To do that, Tyler Murchie, the PhD candidate who led the study, designed special "genetic fishing hooks" to specifically target DNA from ancient plants and animals.
It was overwhelming at first and nerve racking, but then also it was this really profound sense of like, 'Oh, I really did it. Like, this worked.'- Tyler Murchie, McMaster University
"We take elephant DNA, for example, and we make tiny little baits or tenterhooks of these fishing lines that will capture everything that is elephant-related," said Poinar. Since woolly mammoths are related to elephants, that's what stuck to their hooks.
"That's the way [Murchie] managed to get rid of the 98 per cent of the bacteria and only pull up the less than two per cent, basically, that represented plants and animals."
Poinar says this becomes a bit tricker with ancient species of pine or spruce that still exist in the nearby environment, but luckily, ancient DNA degrades in a predictable way, allowing them to tell ancient DNA from modern.
"Imagine you have a sandwich with two loaves of bread, and the two loaves of bread represent your double-stranded DNA molecule. And what happens in the ancient DNA is the edges, so the crusts of that bread sort of peel away from each other over time," said Poinar.
Murchie said the first time he saw the readout of the ancient species present in the soil, he saw so many plant species, he thought he'd made a mistake.
"It was overwhelming at first and nerve-racking, but then also it was this really profound sense of like, 'Oh, I really did it. Like, this worked.'"
One big surprise in the study was finding DNA from animals like the yak, whose remains have never been found in North America.
I think that at the human scale, it allows a resolution that will change our understanding of the people of North America and South America.- Hendrik Poinar, McMaster University
Rewriting our understanding of the ancient past
Another surprising discovery they made is the presence of pine trees in the far north approximately 9,600 years ago, which Poinar said means the boreal forest was expanding much more quickly than the pollen records suggest.
"One of the big, big purposes of this kind of work is really trying to understand how these environments respond to climate," said Poinar.
He said one of the reasons scientists thought woolly mammoths went extinct is because the boreal forests pushed out the open tundra landscapes, which these big herbivores relied upon.

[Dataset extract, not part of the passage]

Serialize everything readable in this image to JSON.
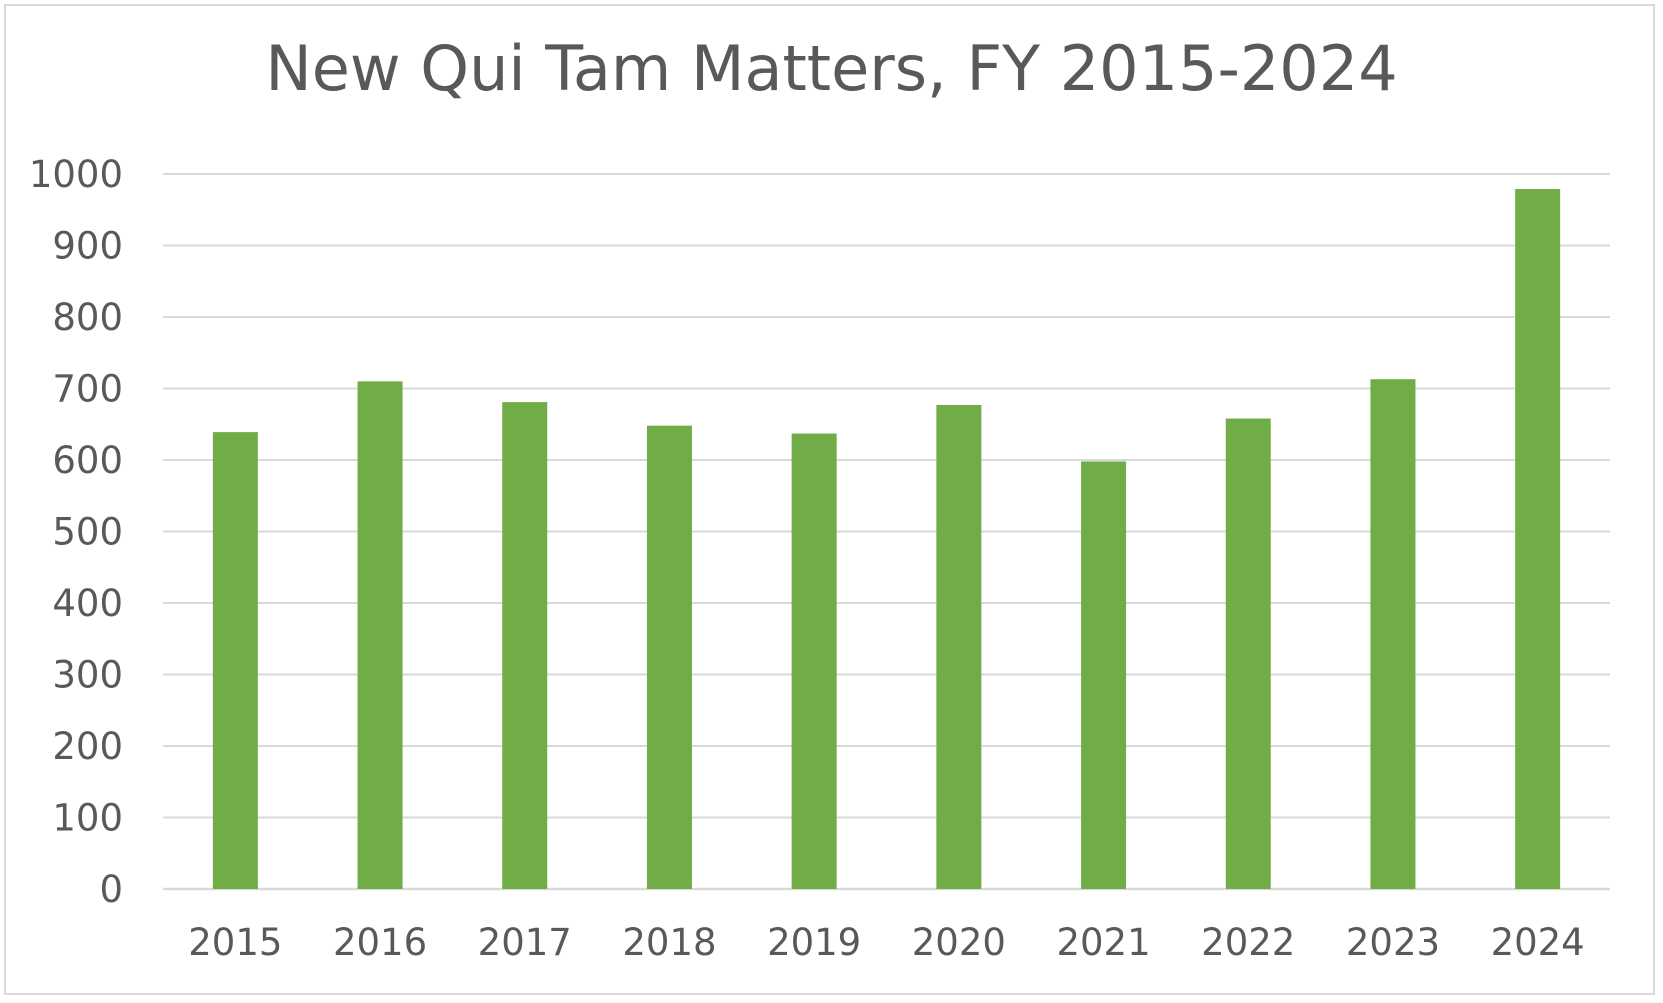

"So I think this kind of movement of both pine — as well as birch, shrub, tundra and grasses, and willow — show a rapidly changing environmental biome that played a huge role in extinction."
Poinar says this technique also has enormous potential for understanding human history as well — in particular our migration into the Americas.
"I think that at the human scale, it allows a resolution that will change our understanding of the people of North America and South America."